Patients Characteristics
Totally, we enrolled 3629 patients diagnosed as ESCC from 2004 through 2015 from SEER database. As the flow chart showed (Supplementary Figure 1), we firstly identified the diagnosis of ESCC according to to pathological diagnosis, then patients without T stage information (n=20354), N stage information (n=108), M stage information (n=108), survival information (n=8192) and other information (n=4164) were excluded. Baseline characteristics of patients were presented in the Table 1. 1732 patients were diagnosed from 2004 to 2009 and 1897 patients were found from 2010 to 2015. As for the basic characteristics analysis, we found patients with ESCC were more frequent in the patients aged at >50 years older and male patients. In addition, the lymph node metastasis rate is about 54.42%, while patients with distant metastasis accounted for 24.28%. The median survival was 9 months which ranged from 4 to 23 months.
Grouping of lymph nodes in EC patients
Using KAPS algorithm, we found the optimal cut-off dividing the number of examined lymph nodes (LNs) into two groups was 8, and then performed the Kaplan-Meier survival analysis.

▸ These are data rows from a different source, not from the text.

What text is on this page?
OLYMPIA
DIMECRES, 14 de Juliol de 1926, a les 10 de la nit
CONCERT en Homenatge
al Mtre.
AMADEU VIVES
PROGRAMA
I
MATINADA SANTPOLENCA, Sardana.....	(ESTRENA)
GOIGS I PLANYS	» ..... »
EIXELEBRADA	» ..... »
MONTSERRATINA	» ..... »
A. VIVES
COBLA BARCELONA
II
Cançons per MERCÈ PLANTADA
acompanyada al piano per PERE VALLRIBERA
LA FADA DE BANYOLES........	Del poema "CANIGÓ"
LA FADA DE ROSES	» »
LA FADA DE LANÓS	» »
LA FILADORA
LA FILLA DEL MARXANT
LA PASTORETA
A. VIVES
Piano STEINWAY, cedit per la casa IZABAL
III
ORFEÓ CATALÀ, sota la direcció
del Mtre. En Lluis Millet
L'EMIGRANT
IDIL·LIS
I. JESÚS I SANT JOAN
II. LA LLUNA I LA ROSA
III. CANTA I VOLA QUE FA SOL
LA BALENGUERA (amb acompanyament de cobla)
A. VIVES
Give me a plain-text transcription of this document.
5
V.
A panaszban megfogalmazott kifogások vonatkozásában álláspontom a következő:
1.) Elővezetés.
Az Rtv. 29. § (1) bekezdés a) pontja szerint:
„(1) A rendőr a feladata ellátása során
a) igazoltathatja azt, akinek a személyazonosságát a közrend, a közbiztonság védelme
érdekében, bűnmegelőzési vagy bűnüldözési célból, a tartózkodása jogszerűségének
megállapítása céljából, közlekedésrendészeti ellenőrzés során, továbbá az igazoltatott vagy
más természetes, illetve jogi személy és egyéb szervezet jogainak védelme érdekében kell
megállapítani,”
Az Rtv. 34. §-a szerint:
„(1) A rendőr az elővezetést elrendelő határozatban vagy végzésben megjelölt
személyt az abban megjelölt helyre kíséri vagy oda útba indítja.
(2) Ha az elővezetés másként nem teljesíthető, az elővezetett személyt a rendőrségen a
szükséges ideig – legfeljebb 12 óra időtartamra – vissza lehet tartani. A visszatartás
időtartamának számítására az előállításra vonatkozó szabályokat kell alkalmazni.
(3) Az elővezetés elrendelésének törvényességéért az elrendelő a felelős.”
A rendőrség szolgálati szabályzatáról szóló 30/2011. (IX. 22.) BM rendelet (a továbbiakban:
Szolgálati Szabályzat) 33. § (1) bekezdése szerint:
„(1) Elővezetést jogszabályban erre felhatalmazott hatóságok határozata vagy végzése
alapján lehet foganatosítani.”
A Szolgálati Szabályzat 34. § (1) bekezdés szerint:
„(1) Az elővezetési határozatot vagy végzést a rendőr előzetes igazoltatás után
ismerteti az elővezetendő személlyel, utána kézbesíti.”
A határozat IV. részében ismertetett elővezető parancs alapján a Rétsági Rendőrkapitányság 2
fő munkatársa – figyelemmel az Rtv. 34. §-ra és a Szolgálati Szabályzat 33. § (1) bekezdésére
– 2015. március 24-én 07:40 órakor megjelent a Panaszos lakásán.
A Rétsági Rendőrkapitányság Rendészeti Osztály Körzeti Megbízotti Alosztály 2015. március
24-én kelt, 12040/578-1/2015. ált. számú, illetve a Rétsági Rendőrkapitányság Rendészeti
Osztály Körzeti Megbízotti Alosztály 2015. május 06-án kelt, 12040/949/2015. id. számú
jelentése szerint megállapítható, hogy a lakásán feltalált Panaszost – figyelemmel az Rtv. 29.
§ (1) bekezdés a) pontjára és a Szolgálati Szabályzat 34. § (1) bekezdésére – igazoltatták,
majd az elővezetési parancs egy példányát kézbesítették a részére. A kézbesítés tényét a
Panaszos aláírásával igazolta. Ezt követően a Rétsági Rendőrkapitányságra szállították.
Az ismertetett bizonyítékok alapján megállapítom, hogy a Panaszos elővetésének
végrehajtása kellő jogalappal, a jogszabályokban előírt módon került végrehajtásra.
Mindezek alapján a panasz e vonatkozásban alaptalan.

As showed in Figure 1A, it could be considered as significantly different between the two groups (P<0.001) for over survival (OS) rate. Also, for analysis of CSS, patients with less than 8 examined LNs had worse prognosis that those who with more than 8 examined LNs (Figure 1B). Additionally, we performed Kaplan-Meier survival analysis in the different stage and found patients with >8 examined LNs remained to have a better survival (Figure 2). The difference of survival among the two goups for patients in the different TNM stage was statistically significant (P<0.0001).

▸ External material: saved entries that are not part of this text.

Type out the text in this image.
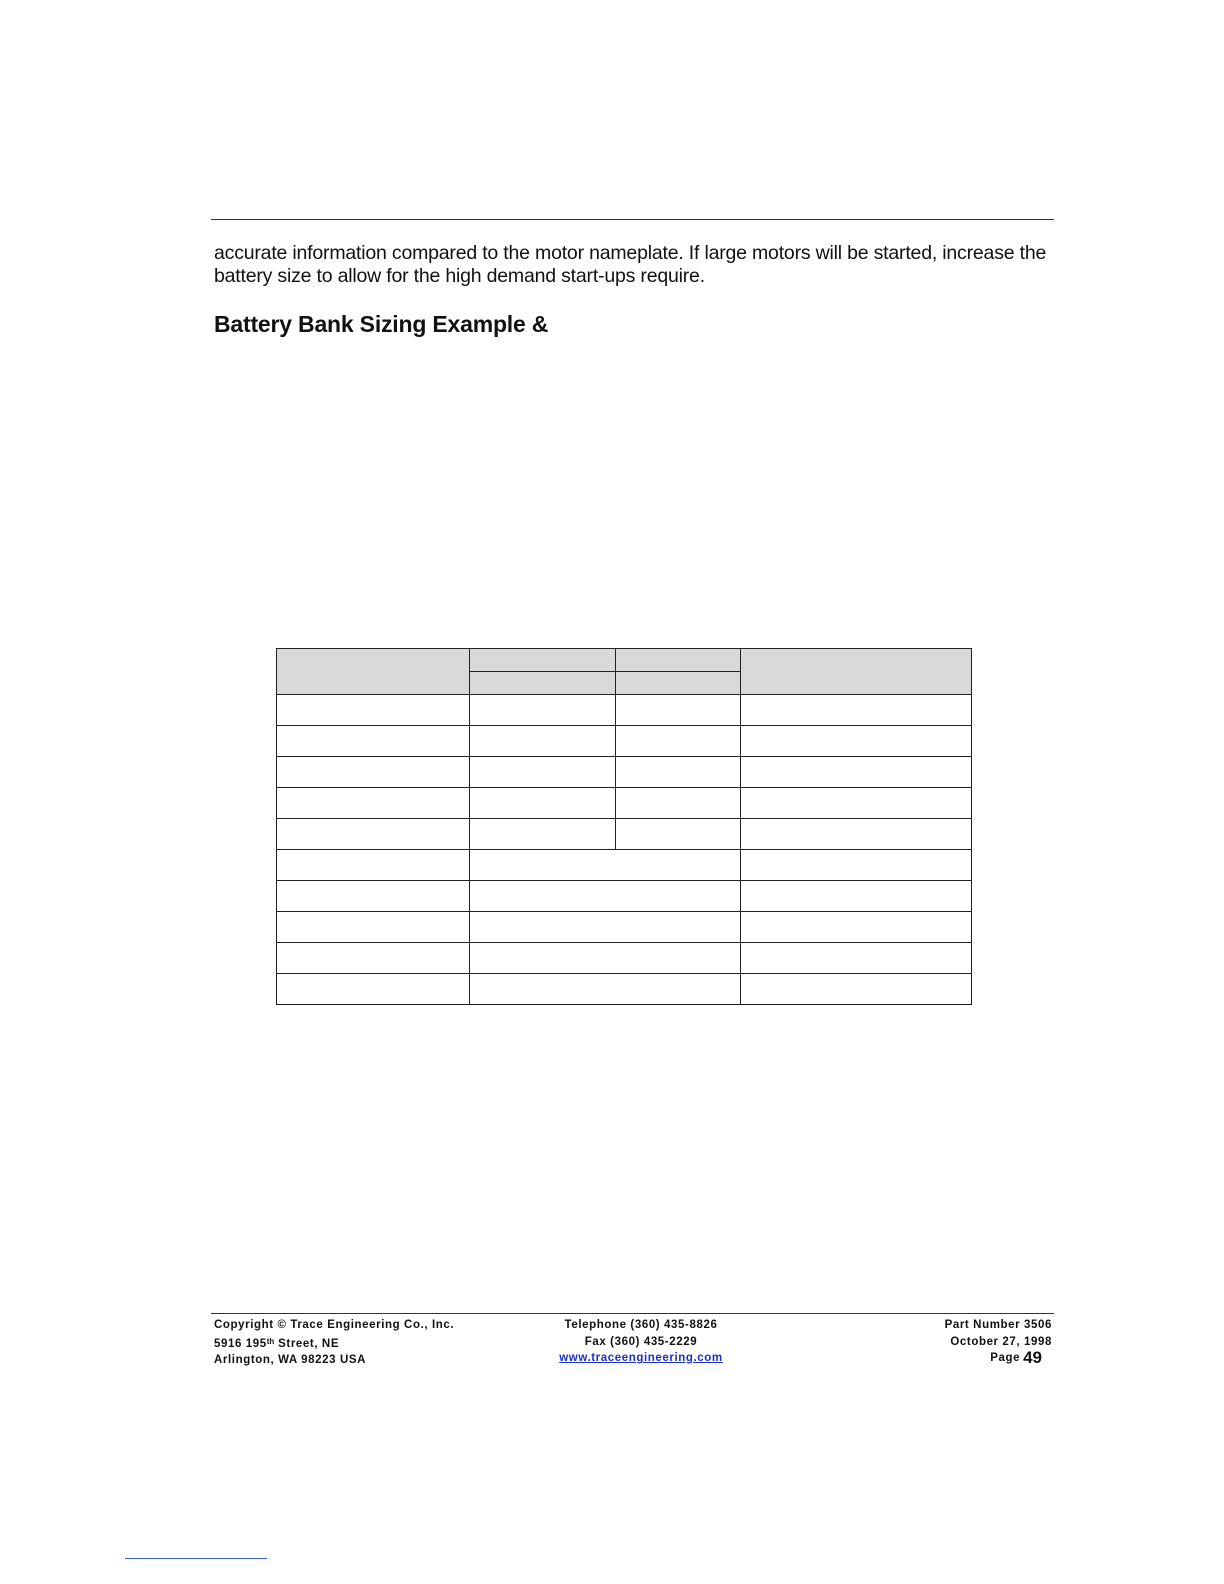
accurate information compared to the motor nameplate. If large motors will be started, increase the battery size to allow for the high demand start-ups require.

Battery Bank Sizing Example &

Copyright © Trace Engineering Co., Inc.
5916 195th Street, NE
Arlington, WA 98223 USA
Telephone (360) 435-8826
Fax (360) 435-2229
www.traceengineering.com
Part Number 3506
October 27, 1998
Page 49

EC survival prediction model
Since the variables we extracted were sufficient, to sellect the most suitable characters to predict prognosis, we performed Lasso regression analysis and found age, tumor size, T stage, N stage, M stage and examined LNs were highly associated with survival (Figure 3). Moreover, using multivariate cox analysis model, we identified age, tumor size, T stage, N stage, M stage and examined LNs were independent prognostic factors (Figure 4). Patients with age>=70, tumor size>5cm and advanced stage had poorer prognosis, while patients with examined LNs>8 were associated with better prognosis. Then model of nomogram that predicts survival was performed based on multivariate cox analysis (Figure 5). The nomogram showed T stage contributed the most to prognosis, followed by examined LNs, M stage, tumor size and age, whereas lymph node metastasis had the least effect for prognosis. As for explannation of nomogram, a straight line can be drawn down at each time point to determine the estimated probability of survival. With respect to each predictor, we could read the points assigned on the 0–10 scale at the top and then add these points. Lastly, find the number on the “Total Points” scale and read the corresponding predictions of 1-, 3-, and 5-year risk.
Validation and Calibration of Nomogram
In our internal validation, the C-index for the established nomogram to predict CSS (0.708, 95%CI, 0.678-0.753) was significantly higher than that for 7th TNM stage (0.601, 95%, 0.573-0.656, P<0.001) (Table 2). In our external validation, C-index of the new model (0.687, 95%CI, 0.601-0.734) was higher than that of 7th TNM stage (0.605, 95%CI, 0.563-0.659, P<0.001) (Table 2). As indicated by the calibration plots, good agreement was observed between the actual observation and prediction by nomogram for 1-year, 3-year and 5-year CSS (Figure 6A-6C). As for analysis of specificity, the nomogram performed better than TNM staging in both internal cohort (1-year AUC: 0.753 vs 0.653, 3-year AUC: 0.761 vs 0.701, 5-year AUC: 0.783 vs 0.733, P<0.001, Figure 6D-6F) and external cohort (1-year AUC: 0.761 vs 0.641, 3-year AUC: 0.753 vs 0.687, 5-year AUC: 0.75 vs 0.685, P<0.001, Figure 6G-I). Finally to compare the clinical usability between nomogram and TNM stage, we performed DCA and showed results in the Figure 7. For predicting 1-year, 3-year and 5-year CSS, no matter in the internal cohort or external cohort, the nomogram showed a greater benefit across the period of follow-up compared to TNM stage.